Some current national indicators, like ‘Widen use of the Internet’, are measured against the results of just one piece of research- the Scottish Household Survey (SHS). Of the 17,000 people asked to take part in the household survey, nearly 6,000 don’t follow through. The people approached to take part are as a random selection as possible in order to give everyone an opportunity to be selected. An issue, however, is the responses that are taken must be representative and for that reason, weighting is applied to the responses from profiles of people who tend to not take up the offer to take part in the research. For example, 60% of the interview invitations are taken up by older women with men aged 16-25 hardly taking part so the responses of men aged 16-25 are weighted as 1.2 of a response. The weighting of some answers may be considered representative in a traditional analytical community but how can government look at altmetrics for indicators like ‘Widen use of the internet’, which is ripe for near real time subjective data collection through agencies working largely with the populations who don’t take part in SHS. What creative alternative ways could other indicator owners tap into technology and digital tools that collect all kinds of data to complement single sources of information by which the indicator is measured?
Here are two ways we might look at altmetrics for Scottish public services:
- Social listening: I’ve been talking about this for some time. Social listening and online community management are pretty standard in the commercial sector. Could this same kind of activity be carried out in public services to inform how well they are performing? It might not be so straightforward right now as social listening in government bodies is a grey area. Is it actually spying when government does it? What can we do to make the rules and expectations around public service social listening clearer?
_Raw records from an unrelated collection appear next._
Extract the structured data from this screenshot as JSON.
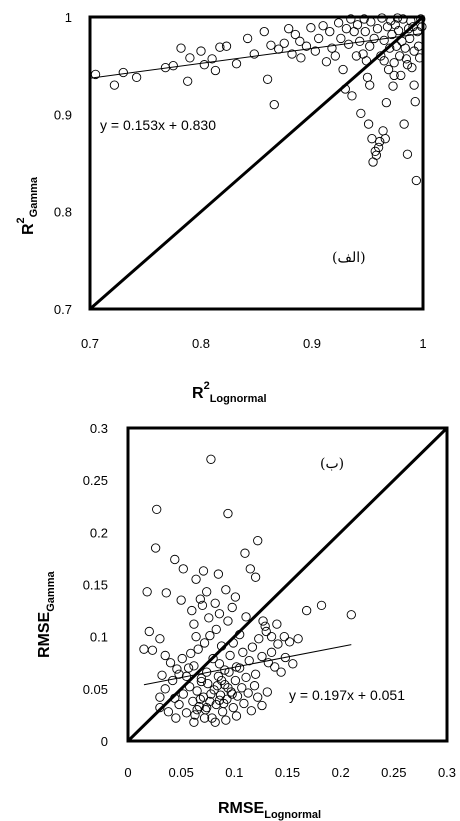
{
  "chart_data": [
    {
      "type": "scatter",
      "panel_label": "(الف)",
      "xlabel": {
        "main": "R",
        "sup": "2",
        "sub": "Lognormal"
      },
      "ylabel": {
        "main": "R",
        "sup": "2",
        "sub": "Gamma"
      },
      "xlim": [
        0.7,
        1.0
      ],
      "ylim": [
        0.7,
        1.0
      ],
      "xticks": [
        "0.7",
        "0.8",
        "0.9",
        "1"
      ],
      "yticks": [
        "0.7",
        "0.8",
        "0.9",
        "1"
      ],
      "grid": false,
      "lines": [
        {
          "kind": "identity",
          "x": [
            0.7,
            1.0
          ],
          "y": [
            0.7,
            1.0
          ]
        },
        {
          "kind": "fit",
          "slope": 0.153,
          "intercept": 0.83,
          "x": [
            0.7,
            1.0
          ]
        }
      ],
      "equation": "y = 0.153x + 0.830",
      "points": [
        [
          0.705,
          0.941
        ],
        [
          0.722,
          0.93
        ],
        [
          0.73,
          0.943
        ],
        [
          0.742,
          0.938
        ],
        [
          0.768,
          0.948
        ],
        [
          0.775,
          0.95
        ],
        [
          0.782,
          0.968
        ],
        [
          0.788,
          0.934
        ],
        [
          0.79,
          0.958
        ],
        [
          0.8,
          0.965
        ],
        [
          0.803,
          0.951
        ],
        [
          0.81,
          0.957
        ],
        [
          0.813,
          0.945
        ],
        [
          0.817,
          0.969
        ],
        [
          0.823,
          0.97
        ],
        [
          0.832,
          0.952
        ],
        [
          0.842,
          0.978
        ],
        [
          0.848,
          0.962
        ],
        [
          0.857,
          0.985
        ],
        [
          0.86,
          0.936
        ],
        [
          0.863,
          0.971
        ],
        [
          0.866,
          0.91
        ],
        [
          0.87,
          0.967
        ],
        [
          0.875,
          0.973
        ],
        [
          0.879,
          0.988
        ],
        [
          0.882,
          0.962
        ],
        [
          0.885,
          0.982
        ],
        [
          0.889,
          0.975
        ],
        [
          0.89,
          0.958
        ],
        [
          0.895,
          0.97
        ],
        [
          0.899,
          0.989
        ],
        [
          0.903,
          0.965
        ],
        [
          0.906,
          0.978
        ],
        [
          0.91,
          0.991
        ],
        [
          0.913,
          0.954
        ],
        [
          0.916,
          0.985
        ],
        [
          0.918,
          0.968
        ],
        [
          0.921,
          0.96
        ],
        [
          0.924,
          0.994
        ],
        [
          0.926,
          0.978
        ],
        [
          0.928,
          0.946
        ],
        [
          0.93,
          0.926
        ],
        [
          0.931,
          0.988
        ],
        [
          0.933,
          0.972
        ],
        [
          0.935,
          0.998
        ],
        [
          0.936,
          0.919
        ],
        [
          0.938,
          0.985
        ],
        [
          0.94,
          0.96
        ],
        [
          0.941,
          0.992
        ],
        [
          0.943,
          0.975
        ],
        [
          0.944,
          0.901
        ],
        [
          0.946,
          0.962
        ],
        [
          0.947,
          0.998
        ],
        [
          0.948,
          0.985
        ],
        [
          0.949,
          0.955
        ],
        [
          0.95,
          0.938
        ],
        [
          0.951,
          0.89
        ],
        [
          0.952,
          0.97
        ],
        [
          0.953,
          0.995
        ],
        [
          0.954,
          0.875
        ],
        [
          0.955,
          0.851
        ],
        [
          0.956,
          0.978
        ],
        [
          0.957,
          0.862
        ],
        [
          0.958,
          0.858
        ],
        [
          0.959,
          0.988
        ],
        [
          0.96,
          0.866
        ],
        [
          0.961,
          0.872
        ],
        [
          0.962,
          0.96
        ],
        [
          0.963,
          0.999
        ],
        [
          0.964,
          0.883
        ],
        [
          0.965,
          0.976
        ],
        [
          0.966,
          0.875
        ],
        [
          0.967,
          0.912
        ],
        [
          0.968,
          0.99
        ],
        [
          0.969,
          0.946
        ],
        [
          0.97,
          0.968
        ],
        [
          0.971,
          0.996
        ],
        [
          0.972,
          0.982
        ],
        [
          0.973,
          0.929
        ],
        [
          0.974,
          0.953
        ],
        [
          0.975,
          0.992
        ],
        [
          0.976,
          0.97
        ],
        [
          0.977,
          0.999
        ],
        [
          0.978,
          0.986
        ],
        [
          0.979,
          0.96
        ],
        [
          0.98,
          0.94
        ],
        [
          0.981,
          0.975
        ],
        [
          0.982,
          0.998
        ],
        [
          0.983,
          0.89
        ],
        [
          0.984,
          0.968
        ],
        [
          0.985,
          0.957
        ],
        [
          0.986,
          0.859
        ],
        [
          0.987,
          0.988
        ],
        [
          0.988,
          0.978
        ],
        [
          0.989,
          0.996
        ],
        [
          0.99,
          0.948
        ],
        [
          0.991,
          0.99
        ],
        [
          0.992,
          0.965
        ],
        [
          0.993,
          0.913
        ],
        [
          0.994,
          0.832
        ],
        [
          0.995,
          0.985
        ],
        [
          0.996,
          0.97
        ],
        [
          0.997,
          0.958
        ],
        [
          0.998,
          0.998
        ],
        [
          0.999,
          0.99
        ],
        [
          0.965,
          0.955
        ],
        [
          0.952,
          0.93
        ],
        [
          0.974,
          0.94
        ],
        [
          0.986,
          0.951
        ],
        [
          0.992,
          0.93
        ]
      ]
    },
    {
      "type": "scatter",
      "panel_label": "(ب)",
      "xlabel": {
        "main": "RMSE",
        "sub": "Lognormal"
      },
      "ylabel": {
        "main": "RMSE",
        "sub": "Gamma"
      },
      "xlim": [
        0,
        0.3
      ],
      "ylim": [
        0,
        0.3
      ],
      "xticks": [
        "0",
        "0.05",
        "0.1",
        "0.15",
        "0.2",
        "0.25",
        "0.3"
      ],
      "yticks": [
        "0",
        "0.05",
        "0.1",
        "0.15",
        "0.2",
        "0.25",
        "0.3"
      ],
      "grid": false,
      "lines": [
        {
          "kind": "identity",
          "x": [
            0,
            0.3
          ],
          "y": [
            0,
            0.3
          ]
        },
        {
          "kind": "fit",
          "slope": 0.197,
          "intercept": 0.051,
          "x": [
            0.015,
            0.21
          ]
        }
      ],
      "equation": "y = 0.197x + 0.051",
      "points": [
        [
          0.078,
          0.27
        ],
        [
          0.027,
          0.222
        ],
        [
          0.094,
          0.218
        ],
        [
          0.026,
          0.185
        ],
        [
          0.044,
          0.174
        ],
        [
          0.052,
          0.165
        ],
        [
          0.071,
          0.163
        ],
        [
          0.085,
          0.16
        ],
        [
          0.074,
          0.143
        ],
        [
          0.064,
          0.155
        ],
        [
          0.018,
          0.143
        ],
        [
          0.036,
          0.142
        ],
        [
          0.06,
          0.125
        ],
        [
          0.068,
          0.136
        ],
        [
          0.082,
          0.132
        ],
        [
          0.092,
          0.145
        ],
        [
          0.101,
          0.138
        ],
        [
          0.11,
          0.18
        ],
        [
          0.115,
          0.165
        ],
        [
          0.12,
          0.157
        ],
        [
          0.122,
          0.192
        ],
        [
          0.127,
          0.115
        ],
        [
          0.13,
          0.105
        ],
        [
          0.135,
          0.1
        ],
        [
          0.14,
          0.112
        ],
        [
          0.147,
          0.1
        ],
        [
          0.152,
          0.095
        ],
        [
          0.16,
          0.098
        ],
        [
          0.168,
          0.125
        ],
        [
          0.182,
          0.13
        ],
        [
          0.21,
          0.121
        ],
        [
          0.02,
          0.105
        ],
        [
          0.03,
          0.098
        ],
        [
          0.035,
          0.082
        ],
        [
          0.04,
          0.075
        ],
        [
          0.046,
          0.069
        ],
        [
          0.051,
          0.079
        ],
        [
          0.055,
          0.062
        ],
        [
          0.059,
          0.084
        ],
        [
          0.062,
          0.072
        ],
        [
          0.066,
          0.088
        ],
        [
          0.069,
          0.057
        ],
        [
          0.072,
          0.094
        ],
        [
          0.074,
          0.066
        ],
        [
          0.077,
          0.101
        ],
        [
          0.08,
          0.079
        ],
        [
          0.083,
          0.107
        ],
        [
          0.086,
          0.074
        ],
        [
          0.088,
          0.091
        ],
        [
          0.091,
          0.068
        ],
        [
          0.094,
          0.115
        ],
        [
          0.096,
          0.082
        ],
        [
          0.099,
          0.094
        ],
        [
          0.102,
          0.071
        ],
        [
          0.105,
          0.102
        ],
        [
          0.108,
          0.085
        ],
        [
          0.111,
          0.119
        ],
        [
          0.114,
          0.077
        ],
        [
          0.117,
          0.09
        ],
        [
          0.12,
          0.064
        ],
        [
          0.123,
          0.098
        ],
        [
          0.126,
          0.081
        ],
        [
          0.129,
          0.11
        ],
        [
          0.132,
          0.075
        ],
        [
          0.135,
          0.085
        ],
        [
          0.138,
          0.071
        ],
        [
          0.141,
          0.093
        ],
        [
          0.144,
          0.066
        ],
        [
          0.148,
          0.08
        ],
        [
          0.155,
          0.074
        ],
        [
          0.03,
          0.032
        ],
        [
          0.038,
          0.028
        ],
        [
          0.044,
          0.041
        ],
        [
          0.048,
          0.035
        ],
        [
          0.052,
          0.045
        ],
        [
          0.055,
          0.027
        ],
        [
          0.058,
          0.052
        ],
        [
          0.061,
          0.038
        ],
        [
          0.063,
          0.025
        ],
        [
          0.065,
          0.048
        ],
        [
          0.067,
          0.033
        ],
        [
          0.069,
          0.06
        ],
        [
          0.071,
          0.042
        ],
        [
          0.073,
          0.03
        ],
        [
          0.075,
          0.055
        ],
        [
          0.077,
          0.038
        ],
        [
          0.079,
          0.022
        ],
        [
          0.081,
          0.049
        ],
        [
          0.083,
          0.035
        ],
        [
          0.085,
          0.062
        ],
        [
          0.087,
          0.044
        ],
        [
          0.089,
          0.028
        ],
        [
          0.091,
          0.054
        ],
        [
          0.093,
          0.04
        ],
        [
          0.095,
          0.066
        ],
        [
          0.097,
          0.047
        ],
        [
          0.099,
          0.032
        ],
        [
          0.101,
          0.058
        ],
        [
          0.103,
          0.043
        ],
        [
          0.105,
          0.07
        ],
        [
          0.107,
          0.051
        ],
        [
          0.109,
          0.036
        ],
        [
          0.111,
          0.061
        ],
        [
          0.113,
          0.046
        ],
        [
          0.116,
          0.029
        ],
        [
          0.119,
          0.053
        ],
        [
          0.122,
          0.042
        ],
        [
          0.126,
          0.034
        ],
        [
          0.131,
          0.047
        ],
        [
          0.062,
          0.018
        ],
        [
          0.072,
          0.022
        ],
        [
          0.082,
          0.018
        ],
        [
          0.092,
          0.02
        ],
        [
          0.102,
          0.024
        ],
        [
          0.045,
          0.022
        ],
        [
          0.035,
          0.05
        ],
        [
          0.042,
          0.058
        ],
        [
          0.048,
          0.064
        ],
        [
          0.057,
          0.07
        ],
        [
          0.064,
          0.1
        ],
        [
          0.076,
          0.118
        ],
        [
          0.086,
          0.122
        ],
        [
          0.098,
          0.128
        ],
        [
          0.07,
          0.13
        ],
        [
          0.062,
          0.112
        ],
        [
          0.05,
          0.135
        ],
        [
          0.032,
          0.063
        ],
        [
          0.03,
          0.042
        ],
        [
          0.023,
          0.087
        ],
        [
          0.015,
          0.088
        ],
        [
          0.086,
          0.039
        ],
        [
          0.09,
          0.036
        ],
        [
          0.094,
          0.051
        ],
        [
          0.098,
          0.045
        ],
        [
          0.078,
          0.045
        ],
        [
          0.074,
          0.032
        ],
        [
          0.068,
          0.04
        ],
        [
          0.065,
          0.03
        ],
        [
          0.084,
          0.053
        ],
        [
          0.088,
          0.058
        ]
      ]
    }
  ]
}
Would data and information from social listening be good altmetrics for public services?
- Detailed data from public services: The creation and development of SCVO’s Good HQ could provide some incredible possibilities for using data to create altmetrics for national and local outcomes or indicators. The surge of open data activity in Scotland will also give us access to new information and creative ways to mash it up.
Though the social indicator movement has been seen by some as a failure, Innes says there is a legacy of the movement and that it helped clarify ‘more is required to inform policy than simply producing academically certified data and handing it to policy makers.’ Traditionally, at least at central government level, analysts have created a selection of indicators and outcomes based on things they know can be measured. As we go into a period of re-evaluating the Scottish National Outcomes tied up with the Community Empowerment (Scotland) Bill, let’s start thinking about the altmetrics that can be accessed to complement indicators and outcomes based on existing statistical research methods and topics. Let’s be creative and think about what we can bring into the mix. Something community based and dynamic, as real time as data can get and that can be used alongside traditional consultation as set out in the National Outcomes section of the Community Empowerment Bill.